Is the view that only women can give birth an example of misinformation? If you believe that the correct definition of a woman is “anyone who identifies as a woman”, and by extension “anyone who identifies as a man is a man”, then you’ll think it is misinformation. If, like me, you think that someone’s actual biology is a bloody important factor here, although not the be-all-and-end-all, then you’ll come to a different conclusion.
If it weren’t for covid we’d still be endlessly going in and out of woke and anti-woke rabbit holes with issues like these. Covid has significantly upped the ante. Here’s why.
If I refuse to use your chosen pronoun you might accuse me of causing you “harm”. This notion of harm is entirely vague, subjective and unquantifiable. By making you face up to the momentary irritation of me being an arse I might be making you stronger in the long-term maybe? Who knows? Each assertion here is gloriously vague and arbitrary.
Not so with covid. People have died. We might argue about the exact quantification here, but there can be no doubt that covid has caused actual harm.

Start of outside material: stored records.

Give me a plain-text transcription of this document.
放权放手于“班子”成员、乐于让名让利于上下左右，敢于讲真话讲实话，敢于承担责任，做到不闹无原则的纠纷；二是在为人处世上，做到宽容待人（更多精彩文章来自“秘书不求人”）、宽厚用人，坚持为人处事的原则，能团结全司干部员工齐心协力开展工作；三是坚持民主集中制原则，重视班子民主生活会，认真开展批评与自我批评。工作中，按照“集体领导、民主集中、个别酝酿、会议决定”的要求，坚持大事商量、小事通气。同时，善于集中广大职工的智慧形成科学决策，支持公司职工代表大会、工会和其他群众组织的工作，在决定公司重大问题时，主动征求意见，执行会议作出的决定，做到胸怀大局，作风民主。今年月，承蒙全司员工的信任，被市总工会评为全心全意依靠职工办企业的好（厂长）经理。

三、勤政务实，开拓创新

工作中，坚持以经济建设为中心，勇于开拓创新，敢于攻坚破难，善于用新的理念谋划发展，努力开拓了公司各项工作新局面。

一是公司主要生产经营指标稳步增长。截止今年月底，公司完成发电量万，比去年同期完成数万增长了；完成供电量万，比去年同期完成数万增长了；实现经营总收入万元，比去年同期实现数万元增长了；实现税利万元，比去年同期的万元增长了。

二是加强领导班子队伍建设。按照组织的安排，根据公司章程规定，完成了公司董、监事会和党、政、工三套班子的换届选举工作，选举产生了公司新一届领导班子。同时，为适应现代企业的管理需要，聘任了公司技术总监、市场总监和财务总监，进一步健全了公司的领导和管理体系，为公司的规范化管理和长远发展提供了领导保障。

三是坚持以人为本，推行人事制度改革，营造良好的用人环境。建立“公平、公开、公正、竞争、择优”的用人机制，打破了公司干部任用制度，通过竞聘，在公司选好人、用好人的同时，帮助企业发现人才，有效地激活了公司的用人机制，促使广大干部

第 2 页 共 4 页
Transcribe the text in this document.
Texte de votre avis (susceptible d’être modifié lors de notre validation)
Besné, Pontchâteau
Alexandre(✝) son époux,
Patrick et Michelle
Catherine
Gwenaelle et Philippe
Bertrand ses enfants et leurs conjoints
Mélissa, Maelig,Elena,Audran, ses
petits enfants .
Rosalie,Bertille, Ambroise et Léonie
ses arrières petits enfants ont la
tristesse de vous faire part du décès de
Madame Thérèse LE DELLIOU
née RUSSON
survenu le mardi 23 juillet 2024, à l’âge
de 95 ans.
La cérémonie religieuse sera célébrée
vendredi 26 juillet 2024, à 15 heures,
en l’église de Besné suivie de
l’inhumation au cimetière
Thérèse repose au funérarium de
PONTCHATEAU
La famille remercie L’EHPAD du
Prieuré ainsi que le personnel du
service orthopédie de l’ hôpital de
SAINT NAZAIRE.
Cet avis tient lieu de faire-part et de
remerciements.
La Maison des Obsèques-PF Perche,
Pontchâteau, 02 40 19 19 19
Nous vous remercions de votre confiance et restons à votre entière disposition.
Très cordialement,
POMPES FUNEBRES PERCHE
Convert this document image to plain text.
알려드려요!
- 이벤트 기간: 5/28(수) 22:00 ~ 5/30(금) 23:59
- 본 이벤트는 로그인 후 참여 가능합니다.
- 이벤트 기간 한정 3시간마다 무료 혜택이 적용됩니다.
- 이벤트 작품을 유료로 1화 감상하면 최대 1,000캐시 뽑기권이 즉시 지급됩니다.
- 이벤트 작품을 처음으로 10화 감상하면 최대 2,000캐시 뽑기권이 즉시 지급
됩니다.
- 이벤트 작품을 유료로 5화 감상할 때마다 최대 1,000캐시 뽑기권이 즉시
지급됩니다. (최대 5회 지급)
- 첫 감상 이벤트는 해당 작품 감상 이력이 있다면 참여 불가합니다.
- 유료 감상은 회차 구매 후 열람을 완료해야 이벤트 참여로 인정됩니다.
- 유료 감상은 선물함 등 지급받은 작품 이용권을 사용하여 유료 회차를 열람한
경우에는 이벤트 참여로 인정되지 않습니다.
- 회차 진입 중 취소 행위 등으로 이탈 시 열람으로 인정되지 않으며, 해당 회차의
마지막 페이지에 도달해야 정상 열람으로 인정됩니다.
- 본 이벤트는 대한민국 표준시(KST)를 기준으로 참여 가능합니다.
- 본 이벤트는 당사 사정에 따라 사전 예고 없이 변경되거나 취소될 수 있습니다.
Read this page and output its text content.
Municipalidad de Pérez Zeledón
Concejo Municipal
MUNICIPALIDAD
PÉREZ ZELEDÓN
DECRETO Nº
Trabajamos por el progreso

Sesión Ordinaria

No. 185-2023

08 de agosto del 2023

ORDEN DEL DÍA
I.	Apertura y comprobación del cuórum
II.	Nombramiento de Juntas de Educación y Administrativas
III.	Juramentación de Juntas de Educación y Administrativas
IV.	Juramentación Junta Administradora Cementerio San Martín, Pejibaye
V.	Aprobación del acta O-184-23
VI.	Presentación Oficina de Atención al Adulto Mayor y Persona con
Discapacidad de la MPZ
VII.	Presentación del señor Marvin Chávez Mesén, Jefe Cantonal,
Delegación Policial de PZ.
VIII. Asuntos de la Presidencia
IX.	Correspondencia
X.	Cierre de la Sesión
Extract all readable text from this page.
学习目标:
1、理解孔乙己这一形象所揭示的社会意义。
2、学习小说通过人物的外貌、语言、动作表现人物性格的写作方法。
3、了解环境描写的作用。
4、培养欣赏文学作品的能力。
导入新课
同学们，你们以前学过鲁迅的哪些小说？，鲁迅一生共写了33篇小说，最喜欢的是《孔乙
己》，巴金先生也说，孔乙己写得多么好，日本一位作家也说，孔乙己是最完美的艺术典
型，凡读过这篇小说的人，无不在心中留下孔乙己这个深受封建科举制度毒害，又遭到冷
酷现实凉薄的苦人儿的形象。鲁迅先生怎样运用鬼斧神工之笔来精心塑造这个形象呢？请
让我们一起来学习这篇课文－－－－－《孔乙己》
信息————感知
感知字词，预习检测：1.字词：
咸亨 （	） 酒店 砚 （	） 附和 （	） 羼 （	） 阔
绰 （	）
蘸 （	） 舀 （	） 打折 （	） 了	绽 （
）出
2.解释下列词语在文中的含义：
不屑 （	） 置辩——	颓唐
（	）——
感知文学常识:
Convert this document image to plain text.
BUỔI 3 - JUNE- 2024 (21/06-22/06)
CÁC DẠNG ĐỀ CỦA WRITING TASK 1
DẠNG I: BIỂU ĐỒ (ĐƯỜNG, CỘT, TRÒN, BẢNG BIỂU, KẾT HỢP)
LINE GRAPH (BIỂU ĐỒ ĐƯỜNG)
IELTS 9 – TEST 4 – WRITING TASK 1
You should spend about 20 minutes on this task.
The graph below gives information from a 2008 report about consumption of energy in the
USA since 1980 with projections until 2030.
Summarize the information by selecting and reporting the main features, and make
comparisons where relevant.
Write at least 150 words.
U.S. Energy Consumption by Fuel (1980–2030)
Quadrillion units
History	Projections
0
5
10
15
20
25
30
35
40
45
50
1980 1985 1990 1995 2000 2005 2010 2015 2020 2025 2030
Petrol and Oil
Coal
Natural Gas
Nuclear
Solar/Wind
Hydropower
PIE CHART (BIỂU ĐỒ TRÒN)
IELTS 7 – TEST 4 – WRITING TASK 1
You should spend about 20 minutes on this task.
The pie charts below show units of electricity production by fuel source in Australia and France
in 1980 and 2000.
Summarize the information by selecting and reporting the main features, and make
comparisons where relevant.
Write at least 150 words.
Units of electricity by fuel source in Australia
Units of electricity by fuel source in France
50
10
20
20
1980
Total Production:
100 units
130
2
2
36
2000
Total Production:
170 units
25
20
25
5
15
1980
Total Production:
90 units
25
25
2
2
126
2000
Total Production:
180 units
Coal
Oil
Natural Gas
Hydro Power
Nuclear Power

I’m going to iron out a few of those wrinkles in my tin foil hat here and indulge in a bit of speculation. Suppose you were a government interested in increasing your control of information. Suppose you wanted the legal power to censor certain views, remove anonymity, link someone’s online activity to things like their health records or bank accounts, then wouldn’t something like covid provide an almost perfect pretext to do so?
Far fetched? Maybe. But right now in the UK we’re facing the introduction of an “online harms” bill which will give the government the power to criminalise the expression of certain views online. It will, for example, give the government powers to censor and make illegal “misinformation” that could have consequences for public health.
Question the efficacy of vaccines? That could dissuade people from getting vaccinated. That’s dangerous - people could die. A huge fine and a jail term for you, sir.
All of a sudden, with covid, we have a seemingly much more quantifiable “harm” than the largely narcissistic and vague definition of harm experienced by mis-pronouning someone. Many people will agree it’s right to prohibit “misinformation” about vaccines.
What about “misinformation” regarding masks? They (allegedly) save lives too, don’t they? Express an opinion that masks don’t work (an opinion which is robustly supported by the available scientific evidence) then you’re putting people’s lives at risk by encouraging people not to wear a mask. Another fine and more jail time for you, sir.
Lockdowns? Sanitizer? Social distancing? The same logic applies to any of the covid-safe rituals many have accepted as life-saving measures and the norm.
During a so-called public health “emergency” then won’t all these (allegedly) life-saving crack-downs on “misinformation” seem so much more reasonable to the average person?
However reasonable these powers to limit “misinformation” might seem on the surface, the precedent they set is chilling. The precedent will have been set that whenever the government of the day deems certain views to be dangerous it will have the power to ruthlessly suppress those views by labelling them as “misinformation”. It matters little whether they exercise those powers very often - the mere threat will be enough.
And don’t forget, it is those in power who get to define and control what is, and what is not, misinformation, or dangerous.
We will have gone from, mostly, free speech, to freezed speech. It is, perhaps, the most dangerous of all the symptoms of covid.